I also believe that value capture, as an alternative to tapping into general taxes, has the benefit of creating more transparency and accountability in selecting and managing public projects. If spending has tangible benefits, then private property owners and investors would step up to the plate and voluntarily underwrite at least a portion of the costs.

We’ve seen evidence of this in the Washington, D.C. area. On November 27, 1995, Passenger Transport, the newspaper published by the American Public Transportation Association, reported that a real-estate firm would design and build a Washington metro station on what was then the abandoned Potomac Yard railyard. The project would have been a 342-acre mixed-use site and included up to 5,000 housing units. Unfortunately, Arlington County downzoned the property, robbing the land of the (market-driven) value necessary to finance the station. This experience points out an important political problem: local governments often interfere with land markets in ways that make recovering full market value difficult if not impossible through zoning and development regulations.

More recently, private land owners and developers voluntarily agreed to cough up $30 million for the Florida and New York Avenue metro station (now Gallaudet University stop). The D.C. government was apparently so surprised that the private sector would see value in the metro stop that it failed to fully tap the private sector funding potential. The private capital in the project amounted to about 30 percent of the total cost. Nevertheless, the metro stop ended up being an award winning public-private partnership. According to the National Council for Public Private Partnerships:

“The project far exceeded the promise of 5000 new jobs and $1 billion in area investment upon the construction of the Metro station.
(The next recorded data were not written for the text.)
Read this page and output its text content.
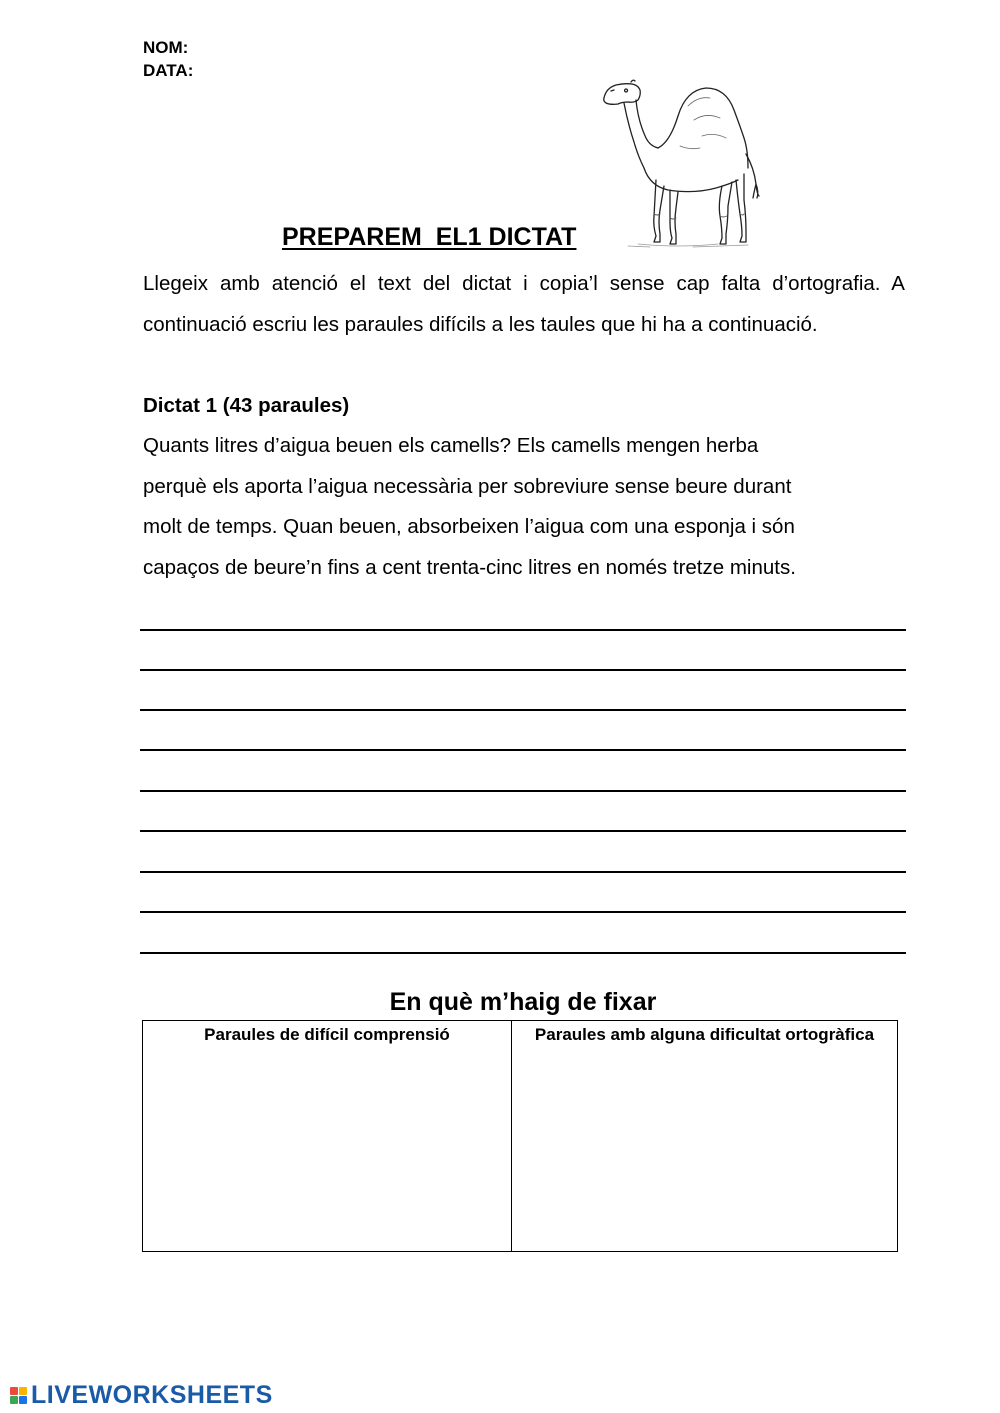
NOM:
DATA:
PREPAREM  EL1 DICTAT
Llegeix amb atenció el text del dictat i copia’l sense cap falta d’ortografia. A continuació escriu les paraules difícils a les taules que hi ha a continuació.
Dictat 1 (43 paraules)
Quants litres d’aigua beuen els camells? Els camells mengen herba
perquè els aporta l’aigua necessària per sobreviure sense beure durant
molt de temps. Quan beuen, absorbeixen l’aigua com una esponja i són
capaços de beure’n fins a cent trenta-cinc litres en només tretze minuts.
En què m’haig de fixar
Paraules de difícil comprensió	Paraules amb alguna dificultat ortogràfica
LIVEWORKSHEETS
Assessed valuation of the 35-block area increased from $535 million in 2001 to $2.3 billion in 2007. Over 15,000 jobs have been created since 1998 with $1.1 billion in private investment. This increase in property values (300 percent between 2001 and 2007) has attracted further real estate development and residents with higher purchasing power, which has reduced the number of affordable housing options for some would-be residents. Additionally, the public sector supplied nearly two-thirds of this project’s funding. Had a more intensive market research study been conducted, it is likely the private sector would have been asked to contribute a larger portion of the funding.”

One of the people aggressively promoting this idea is Rick Rybeck at Just Economics, LLC. See also this annotated bibliography of reports and studies produced for Todd Litman’s Victoria Transport Policy Institute.

These are baby steps to be sure, but if the benefits to transit (or any transportation) access are real and tangible, we would see the value capitalized into land prices. This would be a far more preferable and sustainable way to finance transportation infrastructure as a supplement to direct user fees such as transit fares and tolls than relying on the general taxes. The prospects for monetizing this value in the market place also opens up important avenues for privatization and market-based accountability for spending decisions.